Milas kemudian tersenyum tipis. "Bukan, bukan itu...." serunya seraya kemudian memandangi langit biru yang sangat cerah saat itu, ia pun kemudian melanjutkan lagi alasannya itu. "Gua pikir apa yang gua alami dulu udah begitu pelik, gua pikir kehidupan masa lalu gua adalah yang paling kelam diantara orang-orang diluar sana, gua juga pikir orang sepintar, secantik dan sehebat lo gak akan pernah merasakan masalah yang berarti, gua bahkan sempet berpikir kalo lo itu orang hanya orang sombong yang memandang orang lain lebih rendah dari diri lo sendiri. Tapi ternyata gua salah, jujur gua malu ketika gua sadar betapa naifnya gua ini. Gua ketawa bukan ngetawain lo, tapi gua ngetawain ke naifan gua ini, maaf ya Sil, gua gak pernah tau kalo kehidupan masa lalu lo itu serumit ini, maaf kalo gua udah ngebuat trauma lo bangkit lagi, sekali lagi gua mintaa maaf." Ucapnya menjelaskannya dengan begitu panjang lebar.

Aku yang tadi sedang memandangi wajahnya yang sedang berbicara serius itu kemudian tersenyum tipis bahagia mendengarkan ucapannya itu, lalu aku pun membuang wajahku dan mulai menatap langit biru yang sama dengannya.

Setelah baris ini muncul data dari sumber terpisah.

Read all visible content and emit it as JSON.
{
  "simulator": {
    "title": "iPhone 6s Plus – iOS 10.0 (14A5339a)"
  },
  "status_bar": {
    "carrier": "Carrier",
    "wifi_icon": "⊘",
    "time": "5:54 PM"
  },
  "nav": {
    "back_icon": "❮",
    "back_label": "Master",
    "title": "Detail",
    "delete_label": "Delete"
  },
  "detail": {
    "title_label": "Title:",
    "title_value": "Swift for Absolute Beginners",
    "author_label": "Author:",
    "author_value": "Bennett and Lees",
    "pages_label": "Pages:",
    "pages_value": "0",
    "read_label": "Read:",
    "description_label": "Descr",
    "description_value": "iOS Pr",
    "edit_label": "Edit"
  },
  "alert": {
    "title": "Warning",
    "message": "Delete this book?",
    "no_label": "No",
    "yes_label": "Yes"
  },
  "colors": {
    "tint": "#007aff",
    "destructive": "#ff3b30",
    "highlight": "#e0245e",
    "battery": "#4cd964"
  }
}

"Ya... gua pikir lo gak salah, karna gua juga sempet berpikir hal yang sama seperti lo, gua sempet berpikir bahwa gua adalah orang yang paling sial dan dibenci tuhan didunia ini, tapi setelah gua denger cerita lo gua mikir lagi, apa semua itu benar, atau cuma gua yang lemah ? dan pada akhirnya gua sadar, masih banyak orang diluar sana yang mungkin menyimpan kesedihan dan kehidupan yang lebih rumit dari pada gua, lalu jika mereka bisa kenapa gua gak !" Ucapku kepadanya memberikan jawaban atas permintaan maafnya tersebut.

"Every story have two side point of view." Seru Milas seraya kemudian ia bangkit dari duduknya dan berjalan menunu pagar besi pembatas yang sudah sedikit usang itu.

"Kata-kata yang bagus." Ucapku seraya mengikutinya dari belakang.

Lalu kami berdua menuju batas pagar besi yang sudah usang, dan dari kejauhan kami berdua pun melihat beberapa murid SMA Pancasila, yang mana sebelumnya beberapa dari mereka ada yang sudah aku lihat tadi.

Dengan hembusan angin yang cukup kencang Milas pun tiba-tiba saja mengajukan sebuah pertanyaan yang cukup mendapatkan perhatianku.

"Gua pernah dengar bahwa manusia itu adalah mahluk sosial, yang hidup dengan cara bersosialisasi maka dari itu manusia gak akan pernah bisa hidup sendirian. Terus bagaimana menurut lo tentang hal itu Silvia, apa lo setuju dengan pernyataan itu ?" Tanya Milas seraya memandangi murid-murid SMA Pancasila dari atas atap sekolah.

Lalu sekali lagi aku memandangi wajahnya yang sedang memandangi para murid-murid SMA Pancasila, memandangi rambutnya yang terhembus kesana kemari karna angin yang berhembus cukup kencang kala itu. Entah mengapa aku merasakan aura yang berbeda darinya kala itu, seperti bukan Milas yang selama ini duduk di sebelahku, menurutku kala itu ia sudah seperti orang lain saja.